Intestinal obstructions are a potentially serious condition where the intestines are blocked. If blockage occurs, food and drink cannot pass through the body. Both the small intestine and large intestine (colon) can be affected. Obstructions are considered an emergency and may require surgery.
Intestinal obstruction is the partial or complete blockage of the intestines at one or more locations. Obstructions prevent liquids and solids from passing through the digestive tract. There are a variety of causes. These can include mechanical blockages, swallowed objects, infections, and nervous system disorders.
This can be an emergency. If the intestines are blocked, that part of the intestine can die. Dehydration can also be a dangerous complication.
Obstruction can be partial, which may resolve without surgery. A complete blockage will likely need intestinal surgery.
Mechanical obstructions physically block the small intestine. This can be due to:
- Adhesions: fibrous tissue that develops after abdominal surgery
- Volvulus: twisting of the intestines
- Intussusception: “telescoping” or pushing of one segment of intestine into the next section
- Malformations of the intestine in newborns
- Tumors within the small intestine
- Gallstone (rare)
- Swallowed objects (especially in children)
- Hernias: a portion of the intestine that protrudes outside of the body or into another part of the body
- Inflammatory bowel disease such as Crohn’s disease
Though rare, mechanical obstructions can also block the colon (large intestine). This can occur due to:
- Impacted stool
- Colon cancer
- Meconium plug in newborns
- Volvulus and intussusception
- Diverticulitis: inflammation or infection of bulging pouches of intestine
- Stricture: narrowing caused by scarring or inflammation
Non-mechanical obstruction can occur when the muscles or nerves within the small or large intestine no longer function. This is called paralytic ileus. The intestines work in a coordinated system of movement. If something interrupts these coordinated contractions, it can cause a functional intestinal obstruction. Causes for paralytic ileus include
- abdominal or pelvic surgery
- infections like gastroenteritis or appendicitis
- some opioid pain medications, antidepressants, and antimuscarinic medications
- decreased potassium levels, other mineral/electrolyte imbalances
- Parkinson’s disease and other nerve and muscle disorders
- Hirschsprung disease (lack of nerves in a section of intestine in newborns)

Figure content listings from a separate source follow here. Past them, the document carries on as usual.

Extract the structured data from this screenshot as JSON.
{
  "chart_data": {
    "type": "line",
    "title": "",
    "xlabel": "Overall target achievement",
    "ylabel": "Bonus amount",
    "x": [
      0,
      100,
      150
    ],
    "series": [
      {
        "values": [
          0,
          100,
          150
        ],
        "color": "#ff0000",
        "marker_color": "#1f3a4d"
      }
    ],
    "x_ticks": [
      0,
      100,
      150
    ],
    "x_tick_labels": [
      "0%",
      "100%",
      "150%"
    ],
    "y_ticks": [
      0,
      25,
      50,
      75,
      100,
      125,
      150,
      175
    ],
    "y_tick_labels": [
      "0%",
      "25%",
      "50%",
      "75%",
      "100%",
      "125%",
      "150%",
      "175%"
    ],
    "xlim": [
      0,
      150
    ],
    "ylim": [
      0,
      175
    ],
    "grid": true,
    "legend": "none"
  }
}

Unfortunately, the symptoms of intestinal obstruction are common to a variety of problems. It takes time and testing to determine whether or not an intestinal obstruction exists.
Symptoms can include:
- severe abdominal pain
- cramps that come in waves
- nausea and vomiting
- constipation, or inability to have a bowel movement
- inability to pass gas
- distention or swelling of the abdomen
- loud noises from the abdomen
- foul breath
First a doctor may push on the abdomen. They will then listen with a stethoscope to any sounds being made. The presence of a hard lump or the particular kinds of sound produced, especially in a child, may help determine whether or not an obstruction exists. Other tests include:
- Computed tomography (CT scan)
- CT Scan with contrast (CT enterography)
- Barium enema
Treatment must be rapid to prevent complications like:
- electrolyte imbalances
- hole forming in the intestines (perforation)
If the obstruction is preventing blood from getting to a segment of intestine, this can lead to infection, tissue death, or gangrene. In newborns or premature infants, there is a worry that paralytic ileus can become necrotizing entercolitis, a potentially fatal die-off of the intestinal walls.
Treatment depends on the location and severity of the obstruction. For partial obstructions, it may be possible to give a low-fiber diet and wait for the obstruction to pass.
Treating dehydration is important. IV fluids may be started to correct electrolyte imbalance. A catheter may be inserted into the bladder to remove fluid.
In some cases, a tube can be passed through the nose and down into the throat, stomach, and intestines to relieve pressure, swelling, and vomiting. Surgery may still be required after this procedure.
For some patients, a metal stent that expands inside the intestine may be placed using a long tube called an endoscope. This wire mesh holds open the intestine. The procedure may not require cutting into the abdomen.
Paralytic ileus may get better without surgery. A patient may be monitored for a few days in the hospital before any surgery is attempted. Medications to improve muscle contractions may be administered.
If the obstruction is mechanical and no other options are available, the abdomen may be cut into. The affected section of intestine is then repaired or removed, and the surrounding intestine reattached.